The following is part 1 of a series explaining the man behind the Gidley School. Readers can expect memoirs and photos of both Gidley and his namesake school in the coming month. Ahead of its scheduled demolition, a memorial for the school will take place on February 13, 6 p.m., at Quinn Elementary.

Job Scott Gidley was known for traveling on a white horse.

As a teacher, town moderator, and long-term member of the School Committee in Dartmouth in the mid-1800s, it was said that Gidley moved to and from meetings on a white horse. The horse became iconic for Gidley, as his good deeds stretched from town offices, to the Quaker and agricultural communities, both of which he was heavily involved in.

Gidley was born in Dartmouth on March 21, 1844 to Philip and Eunice (Kelley) Gidley. The devout Quaker couple, along with their six children, lived in North Dartmouth.

Eunice Kelley was herself born into a Quaker family from Dennis and had attended public schools on Cape Cod. She boarded at the Providence Friends School, and was a teacher in Dennis and Yarmouth — where she earned $1 each week — as well as in Padanaram and Bakerville. Eunice was a major influence on her son, who would attend public schools in Dartmouth and also board at the Friends Boarding School in Providence, where he later went on as a faculty member.

Teaching in Providence, Gidley distinguished himself as a Quaker lecturer as a young man. He often travelled to other areas — including Nantucket, Canada, Philadelphia, and New Jersey — to speak at various Friends Monthly, Quarterly and Annual Meetings. He was very interested in the particular sect known as the Conservative Quakers, which follows Christianity unaltered by church doctrine and practices the waiting worship similarly to the original Friends. Gidley is credited with promoting their cause.

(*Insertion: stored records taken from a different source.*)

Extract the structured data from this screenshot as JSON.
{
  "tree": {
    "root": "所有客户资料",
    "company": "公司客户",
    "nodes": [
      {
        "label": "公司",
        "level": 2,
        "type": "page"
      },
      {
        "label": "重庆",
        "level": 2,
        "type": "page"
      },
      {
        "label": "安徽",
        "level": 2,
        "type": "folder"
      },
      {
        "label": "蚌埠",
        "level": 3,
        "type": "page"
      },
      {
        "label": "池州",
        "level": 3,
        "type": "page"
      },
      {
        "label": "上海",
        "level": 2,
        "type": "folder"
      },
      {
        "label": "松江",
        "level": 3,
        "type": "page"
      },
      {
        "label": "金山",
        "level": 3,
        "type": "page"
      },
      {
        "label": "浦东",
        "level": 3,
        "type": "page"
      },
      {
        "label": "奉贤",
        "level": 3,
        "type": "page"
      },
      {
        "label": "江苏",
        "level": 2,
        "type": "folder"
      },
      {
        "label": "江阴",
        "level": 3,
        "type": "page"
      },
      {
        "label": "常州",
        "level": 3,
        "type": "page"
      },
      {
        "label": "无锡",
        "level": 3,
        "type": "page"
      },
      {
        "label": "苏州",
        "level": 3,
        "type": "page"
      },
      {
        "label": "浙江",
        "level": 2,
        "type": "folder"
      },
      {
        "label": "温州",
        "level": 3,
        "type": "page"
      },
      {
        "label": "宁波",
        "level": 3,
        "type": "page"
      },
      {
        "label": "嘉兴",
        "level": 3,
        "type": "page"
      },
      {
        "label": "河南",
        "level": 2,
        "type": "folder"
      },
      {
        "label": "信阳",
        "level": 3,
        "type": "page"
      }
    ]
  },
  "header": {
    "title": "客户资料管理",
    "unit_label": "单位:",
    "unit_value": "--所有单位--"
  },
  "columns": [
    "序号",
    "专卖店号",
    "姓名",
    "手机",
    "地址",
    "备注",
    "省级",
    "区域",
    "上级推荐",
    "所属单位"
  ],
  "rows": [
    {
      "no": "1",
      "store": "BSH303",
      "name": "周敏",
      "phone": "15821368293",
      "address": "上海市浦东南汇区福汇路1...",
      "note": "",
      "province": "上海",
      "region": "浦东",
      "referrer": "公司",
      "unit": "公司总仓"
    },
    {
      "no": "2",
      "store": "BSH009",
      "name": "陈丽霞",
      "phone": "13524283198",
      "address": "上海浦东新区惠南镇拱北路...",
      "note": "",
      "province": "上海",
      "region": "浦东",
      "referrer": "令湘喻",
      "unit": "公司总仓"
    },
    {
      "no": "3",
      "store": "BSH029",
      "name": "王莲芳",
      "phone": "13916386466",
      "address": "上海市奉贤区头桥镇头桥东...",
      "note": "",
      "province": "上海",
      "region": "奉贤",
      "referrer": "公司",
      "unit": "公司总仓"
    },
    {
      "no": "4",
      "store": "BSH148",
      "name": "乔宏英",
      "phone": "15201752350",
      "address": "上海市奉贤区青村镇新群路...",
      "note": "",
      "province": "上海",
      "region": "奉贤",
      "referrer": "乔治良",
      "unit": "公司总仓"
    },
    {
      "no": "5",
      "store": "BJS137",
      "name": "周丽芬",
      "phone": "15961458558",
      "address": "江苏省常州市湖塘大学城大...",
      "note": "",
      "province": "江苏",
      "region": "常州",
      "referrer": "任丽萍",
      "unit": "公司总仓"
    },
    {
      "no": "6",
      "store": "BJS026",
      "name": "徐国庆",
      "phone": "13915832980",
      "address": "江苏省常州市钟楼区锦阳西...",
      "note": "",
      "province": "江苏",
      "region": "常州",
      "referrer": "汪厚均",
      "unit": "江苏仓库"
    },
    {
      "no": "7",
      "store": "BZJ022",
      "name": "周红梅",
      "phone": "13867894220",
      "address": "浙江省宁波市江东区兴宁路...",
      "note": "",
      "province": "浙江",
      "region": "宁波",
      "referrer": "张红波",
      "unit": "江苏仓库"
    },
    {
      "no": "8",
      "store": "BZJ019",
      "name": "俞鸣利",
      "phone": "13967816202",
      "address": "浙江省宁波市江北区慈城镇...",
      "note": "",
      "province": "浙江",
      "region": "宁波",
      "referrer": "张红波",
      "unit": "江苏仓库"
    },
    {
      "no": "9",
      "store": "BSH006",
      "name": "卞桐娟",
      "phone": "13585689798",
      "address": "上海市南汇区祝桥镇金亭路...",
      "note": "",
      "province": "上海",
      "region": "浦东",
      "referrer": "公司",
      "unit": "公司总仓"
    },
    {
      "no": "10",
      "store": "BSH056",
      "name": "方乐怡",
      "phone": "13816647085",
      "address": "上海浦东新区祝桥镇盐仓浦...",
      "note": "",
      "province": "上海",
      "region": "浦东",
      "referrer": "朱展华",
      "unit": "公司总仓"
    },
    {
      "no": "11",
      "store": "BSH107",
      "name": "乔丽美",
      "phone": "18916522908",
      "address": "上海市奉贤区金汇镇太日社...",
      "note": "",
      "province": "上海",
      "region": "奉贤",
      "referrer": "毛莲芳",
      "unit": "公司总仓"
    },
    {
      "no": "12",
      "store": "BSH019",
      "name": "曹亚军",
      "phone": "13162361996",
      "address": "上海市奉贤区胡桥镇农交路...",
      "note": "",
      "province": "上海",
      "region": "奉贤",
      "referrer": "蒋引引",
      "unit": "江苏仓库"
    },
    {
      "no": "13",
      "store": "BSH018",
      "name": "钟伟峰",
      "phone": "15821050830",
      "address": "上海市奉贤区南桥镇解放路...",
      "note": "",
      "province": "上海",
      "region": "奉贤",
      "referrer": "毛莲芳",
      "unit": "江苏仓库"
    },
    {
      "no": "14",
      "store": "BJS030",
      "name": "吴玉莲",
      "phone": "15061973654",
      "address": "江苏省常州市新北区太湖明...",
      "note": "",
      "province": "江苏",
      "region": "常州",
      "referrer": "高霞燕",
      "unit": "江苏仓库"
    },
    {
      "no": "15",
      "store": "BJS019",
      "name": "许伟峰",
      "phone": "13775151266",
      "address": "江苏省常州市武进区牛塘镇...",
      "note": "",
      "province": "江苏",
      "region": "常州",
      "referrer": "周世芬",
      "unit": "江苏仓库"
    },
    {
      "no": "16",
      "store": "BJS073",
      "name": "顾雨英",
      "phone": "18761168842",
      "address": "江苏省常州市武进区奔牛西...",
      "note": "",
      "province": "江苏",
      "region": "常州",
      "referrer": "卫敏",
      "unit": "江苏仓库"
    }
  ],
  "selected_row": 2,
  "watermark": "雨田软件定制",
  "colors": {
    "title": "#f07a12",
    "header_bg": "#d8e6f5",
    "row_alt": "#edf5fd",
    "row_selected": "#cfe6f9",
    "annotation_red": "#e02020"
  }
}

Following Ohio Yearly Meeting's acknowledgment of North Carolina Yearly Meeting in 1911, the seven Conservative Yearly Meetings enjoyed a period of harmony, united in polity, practice and belief. In 1911, representatives of these Yearly Meetings met in Barnesville, Ohio, to consider publishing a joint statement of Conservative belief. Job Gidley, a minister and clerk of New England Yearly Meeting, promoted and may have initiated this project. The conference produced a Brief Synopsis of the Principles and Testimonies of the Religious Society of Friends, which was adopted by all seven of the Yearly Meetings in 1912 and published in 1913. This document, which gives a clear summary of Conservative Friends' belief at that time, is briefly described in Appendix A. [not included here].

— excerpt from “A Short History of Conservative Friends,” http://www.snowcamp.org/shocf/shocframes.html

Gidley was instrumental in nurturing the earliest Quaker boarding school in the country, the Westtown School in Pennsylvania, and took a “Sabbatical year” helping a persecuted Russian religious pacifist sect get resettled in Canada.

[Related: How Job Gidley handled immigration in the late 1800s]

Around New England, Gidley was also identified by his large figure and thunderous voice. He attended and lectured at monthly, quarterly and yearly Quaker meetings — Dartmouth had three Friends Meeting Houses within a half mile of each other in Smith Mills Village — and was involved in both state and Bristol County farm organizations. Eunice Kelley, along with two of Gidley's daughters, were school teachers and librarians, so Gidley also had profound influence on the town's schools.

His mother Eunice lived to be 100 years old, and she lived with Gidley and his family in her old age.